Local Government Secretary Eric Pickles today signed a Parliamentary order allowing press and public to film and digitally report from all public meetings of local government bodies.

In a statement announcing the new rules, Wirral Council came in for criticism by Mr Pickles after it banned filming of a planning committee on grounds it would “compromise health and safety” – a reason described as “spurious” by the minister.

Joe Blott, Wirral Council’s strategic director for transformation and resources, said: “We are considering the practical implications of the legislation.

"Wirral Council’s meetings are regularly filmed by members of the public, and journalists and residents live tweet and write blogs about proceedings.

“However, we also need to consider the feelings of members of the public who might be involved in proceedings, and who may or may not wish to be filmed.

"We are always keen to look at new ways of opening up the democratic process to residents."

Mr Pickles said: “Half a century ago, Margaret Thatcher championed a new law to allow the press to make written reports of council meetings.
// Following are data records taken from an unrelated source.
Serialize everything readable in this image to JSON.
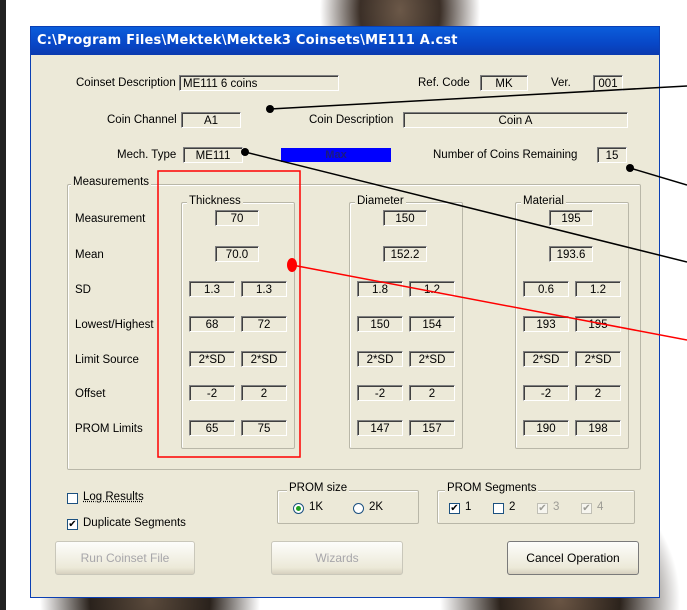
{
  "window": {
    "title": "C:\\Program Files\\Mektek\\Mektek3 Coinsets\\ME111 A.cst"
  },
  "header": {
    "coinset_description_label": "Coinset Description",
    "coinset_description_value": "ME111 6 coins",
    "ref_code_label": "Ref. Code",
    "ref_code_value": "MK",
    "ver_label": "Ver.",
    "ver_value": "001",
    "coin_channel_label": "Coin Channel",
    "coin_channel_value": "A1",
    "coin_description_label": "Coin Description",
    "coin_description_value": "Coin A",
    "mech_type_label": "Mech. Type",
    "mech_type_value": "ME111",
    "status_bar_text": "Max",
    "coins_remaining_label": "Number of Coins Remaining",
    "coins_remaining_value": "15"
  },
  "measurements": {
    "group_title": "Measurements",
    "row_labels": [
      "Measurement",
      "Mean",
      "SD",
      "Lowest/Highest",
      "Limit Source",
      "Offset",
      "PROM Limits"
    ],
    "columns": [
      {
        "title": "Thickness",
        "measurement": "70",
        "mean": "70.0",
        "sd": [
          "1.3",
          "1.3"
        ],
        "lowest_highest": [
          "68",
          "72"
        ],
        "limit_source": [
          "2*SD",
          "2*SD"
        ],
        "offset": [
          "-2",
          "2"
        ],
        "prom_limits": [
          "65",
          "75"
        ]
      },
      {
        "title": "Diameter",
        "measurement": "150",
        "mean": "152.2",
        "sd": [
          "1.8",
          "1.2"
        ],
        "lowest_highest": [
          "150",
          "154"
        ],
        "limit_source": [
          "2*SD",
          "2*SD"
        ],
        "offset": [
          "-2",
          "2"
        ],
        "prom_limits": [
          "147",
          "157"
        ]
      },
      {
        "title": "Material",
        "measurement": "195",
        "mean": "193.6",
        "sd": [
          "0.6",
          "1.2"
        ],
        "lowest_highest": [
          "193",
          "195"
        ],
        "limit_source": [
          "2*SD",
          "2*SD"
        ],
        "offset": [
          "-2",
          "2"
        ],
        "prom_limits": [
          "190",
          "198"
        ]
      }
    ]
  },
  "options": {
    "log_results_label": "Log Results",
    "log_results_checked": false,
    "duplicate_segments_label": "Duplicate Segments",
    "duplicate_segments_checked": true,
    "prom_size_title": "PROM size",
    "prom_size_options": [
      "1K",
      "2K"
    ],
    "prom_size_selected": "1K",
    "prom_segments_title": "PROM Segments",
    "prom_segments": [
      {
        "label": "1",
        "checked": true,
        "enabled": true
      },
      {
        "label": "2",
        "checked": false,
        "enabled": true
      },
      {
        "label": "3",
        "checked": true,
        "enabled": false
      },
      {
        "label": "4",
        "checked": true,
        "enabled": false
      }
    ]
  },
  "buttons": {
    "run_coinset": "Run Coinset File",
    "wizards": "Wizards",
    "cancel": "Cancel Operation"
  },
  "colors": {
    "title_bar": "#0a50d0",
    "status_bar": "#0000ff",
    "highlight": "#ff0000",
    "annotation_line": "#000000"
  }
}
We have updated her analogue law for a digital age.

“Local democracy needs local journalists and bloggers to report and scrutinise the work of their council, and increasingly, people read their news via digital media.

“The new ‘right to report’ goes hand in hand with our work to stop unfair state competition from municipal newspapers – together defending the independent free press.”

He added: “There is now no excuse for any council not to allow these new rights. Parliament has changed the law to allow a robust and healthy local democracy.

“This will change the way people see local government, and allow them to view close up the good work that councillors do.”

The move opens councils’ digital doors, covering broadcasters, national press, local press, bloggers and hyper-local journalists and the wider public.

The new law aims to end active resistance among some councils to greater openness.

Councils have even called police to arrest people who tried to report, tweet or film meetings, or claimed spurious “health and safety” or “reputational risks” to digital reporting.

The rules will apply to all public meetings, including town and parish councils and fire and rescue authorities.